I am unsuccessful at showing that the sequence √n + 1/n is an ascending monotone one, i.e. that a_n+1 > a_n for any n, greater than 2 let's say. I have proven that it is not bounded from above and is bounded from below. Any ideas, suggestions, please?

 

[SammyS]

Hi,

I am unsuccessful at showing that the sequence √n + 1/n is an ascending monotone one, i.e. that a_n+1 > a_n for any n, greater than 2 let's say. I have proven that it is not bounded from above and is bounded from below. Any ideas, suggestions, please?

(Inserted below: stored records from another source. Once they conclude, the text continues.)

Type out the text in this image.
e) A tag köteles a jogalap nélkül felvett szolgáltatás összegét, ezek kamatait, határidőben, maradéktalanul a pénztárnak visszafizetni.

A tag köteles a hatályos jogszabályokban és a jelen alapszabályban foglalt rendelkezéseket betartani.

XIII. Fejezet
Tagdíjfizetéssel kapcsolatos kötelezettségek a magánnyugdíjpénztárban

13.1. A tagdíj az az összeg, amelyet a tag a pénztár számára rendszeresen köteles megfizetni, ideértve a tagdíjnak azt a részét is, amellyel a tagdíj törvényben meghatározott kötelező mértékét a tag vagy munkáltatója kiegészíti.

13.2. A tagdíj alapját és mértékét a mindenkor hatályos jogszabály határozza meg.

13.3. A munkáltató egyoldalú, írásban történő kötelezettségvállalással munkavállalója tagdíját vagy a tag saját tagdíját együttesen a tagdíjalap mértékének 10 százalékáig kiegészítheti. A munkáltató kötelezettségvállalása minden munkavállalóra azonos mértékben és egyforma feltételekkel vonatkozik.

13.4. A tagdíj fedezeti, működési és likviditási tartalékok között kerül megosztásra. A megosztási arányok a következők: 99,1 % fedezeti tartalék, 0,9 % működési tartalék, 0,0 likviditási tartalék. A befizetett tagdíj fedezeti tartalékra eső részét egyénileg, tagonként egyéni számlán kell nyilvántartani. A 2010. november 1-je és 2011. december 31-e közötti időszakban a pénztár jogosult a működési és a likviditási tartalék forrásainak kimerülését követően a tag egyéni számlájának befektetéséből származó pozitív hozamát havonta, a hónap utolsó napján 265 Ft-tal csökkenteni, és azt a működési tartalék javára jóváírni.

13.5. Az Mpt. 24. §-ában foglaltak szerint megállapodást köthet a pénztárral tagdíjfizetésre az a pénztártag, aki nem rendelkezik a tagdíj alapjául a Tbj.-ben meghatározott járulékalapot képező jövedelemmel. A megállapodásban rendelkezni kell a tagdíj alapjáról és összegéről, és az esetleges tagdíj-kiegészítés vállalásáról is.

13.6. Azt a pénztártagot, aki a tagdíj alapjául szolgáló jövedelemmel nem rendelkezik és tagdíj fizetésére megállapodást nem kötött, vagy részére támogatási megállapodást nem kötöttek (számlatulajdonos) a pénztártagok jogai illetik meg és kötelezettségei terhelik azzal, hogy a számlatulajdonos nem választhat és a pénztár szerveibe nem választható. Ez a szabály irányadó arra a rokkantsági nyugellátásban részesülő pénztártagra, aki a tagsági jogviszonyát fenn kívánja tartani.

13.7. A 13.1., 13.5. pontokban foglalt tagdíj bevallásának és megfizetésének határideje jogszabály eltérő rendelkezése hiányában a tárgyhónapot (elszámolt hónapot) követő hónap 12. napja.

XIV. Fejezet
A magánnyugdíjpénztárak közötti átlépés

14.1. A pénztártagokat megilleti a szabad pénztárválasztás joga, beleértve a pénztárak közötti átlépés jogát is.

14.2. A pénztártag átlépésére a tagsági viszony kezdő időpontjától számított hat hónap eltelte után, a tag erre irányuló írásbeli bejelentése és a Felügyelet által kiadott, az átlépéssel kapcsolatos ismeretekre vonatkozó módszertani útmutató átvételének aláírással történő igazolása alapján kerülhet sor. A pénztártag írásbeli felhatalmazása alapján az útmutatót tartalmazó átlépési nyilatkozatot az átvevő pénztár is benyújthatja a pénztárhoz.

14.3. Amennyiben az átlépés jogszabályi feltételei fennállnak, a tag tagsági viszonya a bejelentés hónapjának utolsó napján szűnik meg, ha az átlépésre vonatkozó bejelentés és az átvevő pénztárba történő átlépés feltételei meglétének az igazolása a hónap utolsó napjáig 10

This appears to be essentially the same as a previous thread you started:

https://www.physicsforums.com/showthread.php?t=649117

 

[peripatein]

Hi,
Except that no one there was able to help me. Perhaps someone could now.

 

[STEMucator]

Consider your sequence as a function.

 

[peripatein]

I am not allowed to. It has to be proven without any reference to functions. Seemingly merely by showing that a_n+1 > a_n for any n greater than 2. Yet I am unable to show that that inequality holds.

 

[STEMucator]

Write out what a_(n+1) actually is.

 

[peripatein]

sqrt(n+1) + 1/(n+1).

 

[STEMucator]

Now what do you do to prove one sequence is larger than the other for all n≥2.

 

[peripatein]

Induction? I have been unsuccessful at proving it via induction as well.

 

[STEMucator]

If $a_{n+1} > a_n \Rightarrow a_{n+1} - a_n > 0$

 

[peripatein]

And?

 

[STEMucator]

Write out what it means.

 

[peripatein]

sqrt(n+1) + 1/(n+1) - sqrt(n) - 1/n > 0

 

[STEMucator]

sqrt(n+1) + 1/(n+1) - sqrt(n) - 1/n > 0

You could clean it up a bit, but is that sequence greater than zero for every n?

If it helps, roughly around n = 1.2, your sequence geometrically will start to be above the line y=0.

 

[peripatein]

It surely is greater than zero but I am unable to demonstrate it algebrically, alas.

 

[STEMucator]

It surely is greater than zero but I am unable to demonstrate it algebrically, alas.

So, start with n≥2.

For n=2 does the inequality hold?

 

[peripatein]

It does.

 

[Mark44]

This appears to be essentially the same as a previous thread you started:

https://www.physicsforums.com/showthread.php?t=649117

peripatain, do not start a new thread for the same problem. I am locking this thread.